M. de Latouche, éditeur d'André Chénier, poëte lui-même, auteur de romans et de comédies, libéral ardent et, tout homme d'esprit qu'il était, imbu de vulgaires et regrettables préjugés contre des choses et des personnes respectables, avait pourtant de sérieuses et nobles qualités. Capable d'une méchanceté, il était capable aussi d'une bonne et généreuse action; il professait une très-vive admiration pour M. de Chateaubriand, et pour Mme Récamier un attachement plein de respect. M. Ballanche, malgré le contraste de sa douce et rêveuse nature avec cet esprit toujours armé en guerre, avait de l'amitié pour M. de Latouche et le voyait souvent.

En venant chez Mme Récamier pendant son dernier séjour à la Vallée, M. de Latouche avait un jour apporté le volume de poésies de Mme Desbordes-Valmore.
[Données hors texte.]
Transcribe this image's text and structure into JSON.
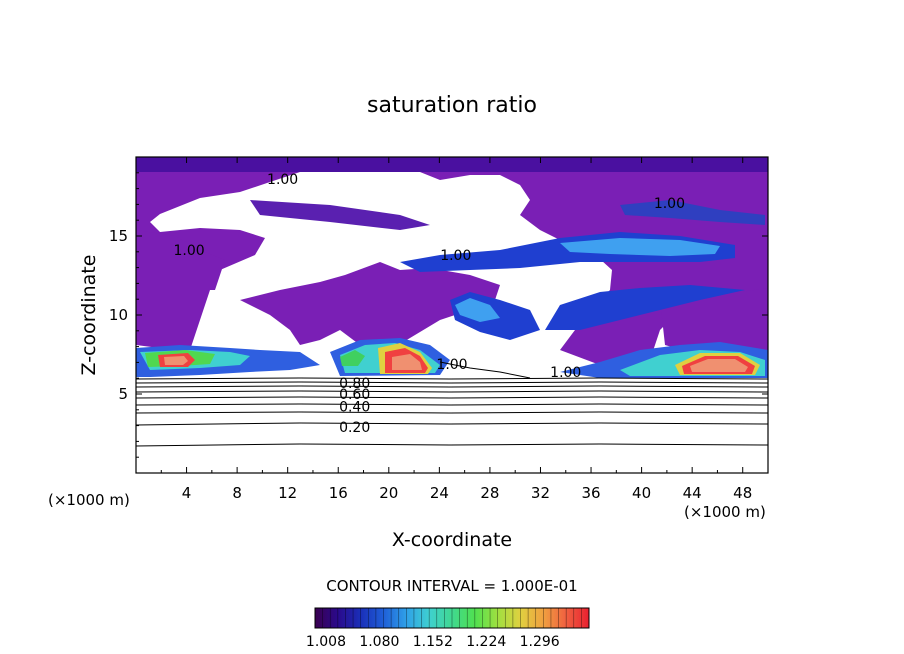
{
  "chart_data": {
    "type": "heatmap",
    "title": "saturation ratio",
    "xlabel": "X-coordinate",
    "ylabel": "Z-coordinate",
    "x_unit_label_left": "(×1000 m)",
    "x_unit_label_right": "(×1000 m)",
    "xlim": [
      0,
      50
    ],
    "ylim": [
      0,
      20
    ],
    "x_ticks": [
      4,
      8,
      12,
      16,
      20,
      24,
      28,
      32,
      36,
      40,
      44,
      48
    ],
    "y_ticks": [
      5,
      10,
      15
    ],
    "contour_interval_label": "CONTOUR INTERVAL = 1.000E-01",
    "contour_labels": [
      {
        "text": "1.00",
        "x": 11.6,
        "y": 18.6
      },
      {
        "text": "1.00",
        "x": 42.2,
        "y": 17.1
      },
      {
        "text": "1.00",
        "x": 4.2,
        "y": 14.1
      },
      {
        "text": "1.00",
        "x": 25.3,
        "y": 13.8
      },
      {
        "text": "1.00",
        "x": 25.0,
        "y": 6.9
      },
      {
        "text": "1.00",
        "x": 34.0,
        "y": 6.4
      },
      {
        "text": "0.80",
        "x": 17.3,
        "y": 5.7
      },
      {
        "text": "0.60",
        "x": 17.3,
        "y": 5.0
      },
      {
        "text": "0.40",
        "x": 17.3,
        "y": 4.2
      },
      {
        "text": "0.20",
        "x": 17.3,
        "y": 2.9
      }
    ],
    "colorbar": {
      "tick_labels": [
        "1.008",
        "1.080",
        "1.152",
        "1.224",
        "1.296"
      ],
      "colors": [
        "#3a0050",
        "#2a0a8c",
        "#1a2fb8",
        "#1f5fd8",
        "#2fa0e8",
        "#3fd0d0",
        "#40d890",
        "#50e050",
        "#a0e040",
        "#e0d040",
        "#f0a040",
        "#f06040",
        "#e82030"
      ]
    },
    "colors": {
      "base": "#7a1fb5",
      "deep_purple": "#5a0f8c",
      "blue": "#1f3fd0",
      "light_blue": "#3fa0f0",
      "cyan": "#40e0e0",
      "green": "#40d060",
      "yellow": "#f0e040",
      "orange": "#f09040",
      "red": "#f04040",
      "salmon": "#f09070"
    }
  }
}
Ce recueil avait charmé: le sentiment poétique si vif et si naturel, la passion vraie, l'originalité qui caractérisait ce talent nouveau, firent désirer des détails et quelques renseignements sur la personne de l'auteur. M. de Latouche, en satisfaisant à ce désir, avait parlé avec effusion de Mme Desbordes, et fait un tableau frappant de la destinée précaire de cette muse, errant de ville en ville à la suite d'une troupe d'artistes dramatiques au nombre desquels était son mari. Il avait vanté la noblesse et la fière indépendance de son caractère, en un mot, il avait fortement intéressé Mme Récamier et ses amis au sort de cette femme dont le talent les avait émus. Le nom de Mme Desbordes devait se trouver un des premiers prononcés dans le petit conseil de l'Abbaye-au-Bois; il fut résolu qu'il serait désigné au choix de M. de Montmorency, et M. de Latouche parut le négociateur indiqué pour la proposition à laquelle on voulait mettre toute la délicatesse possible. Il fut donc mandé chez Mme Récamier. La généreuse pensée de M. de Montmorency excita une vive reconnaissance, mais ne fut point acceptée.

En publiant ces souvenirs, nous nous sommes imposé la loi de ne faire usage d'aucune lettre de personnages vivants. Nous n'avons fait exception à cette règle que pour les souverains ou les personnes ayant porté la couronne.

Nous avons été bien tenté de l'enfreindre en mettant la couronne de poëte au même rang que les royautés politiques, et le public aurait beaucoup gagné à la communication des lettres de Mme Desbordes-Valmore à Mme Récamier. Mais il faut respecter la loi qu'on s'est donnée et se contenter, en faisant, selon la noble coutume des gouvernements libres, le dépôt de nos pièces diplomatiques, des lettres que M. de Latouche écrivit à cette époque, et qui eurent cette négociation pour objet.

M. H. DE LATOUCHE À Mme RÉCAMIER.

«Vendredi… 1825.

«Madame,

«Non, sûrement, on ne doit pas regretter une course d'Aulnay à Paris pour prendre part à une bonne action; mais n'irait-on pas au bout du monde pour vous la voir accomplir avec tant de grâce et de simplicité? Je suis bien profondément touché de votre bonté pour Mme Desbordes: je vais lui écrire pour lui conseiller très-fort de ne point refuser une faveur où votre intervention met tant de bon goût; et, si elle vient du roi, notre poëte, qui est maintenant exilée à Bordeaux, s'empressera, j'ose en répondre, de témoigner toute sa reconnaissance.

«Mais, Madame, n'insistez pas pour que j'aille vous voir, j'ai peur de vous. Au lieu de moi, recevez, demain vers deux heures, M. Desbordes l'oncle, un vieillard qui a pour sa nièce une affection paternelle, un peintre assez habile, un ami du docteur Alibert, un royaliste en cheveux blancs; il expliquera mieux que personne tout ce que vous voudrez savoir touchant votre protégée, et sa gratitude, à lui, s'adressera plutôt au bienfait qu'à la bienfaitrice.

«Moi, je ne puis échapper, du reste, à l'occasion de vous voir: M. Delécluze doit me montrer, ce soir ou demain, un dessin de votre retraite; si votre portrait s'y trouve, vous ne m'empêcherez pas de lui dire tout ce que votre modestie refuserait d'entendre.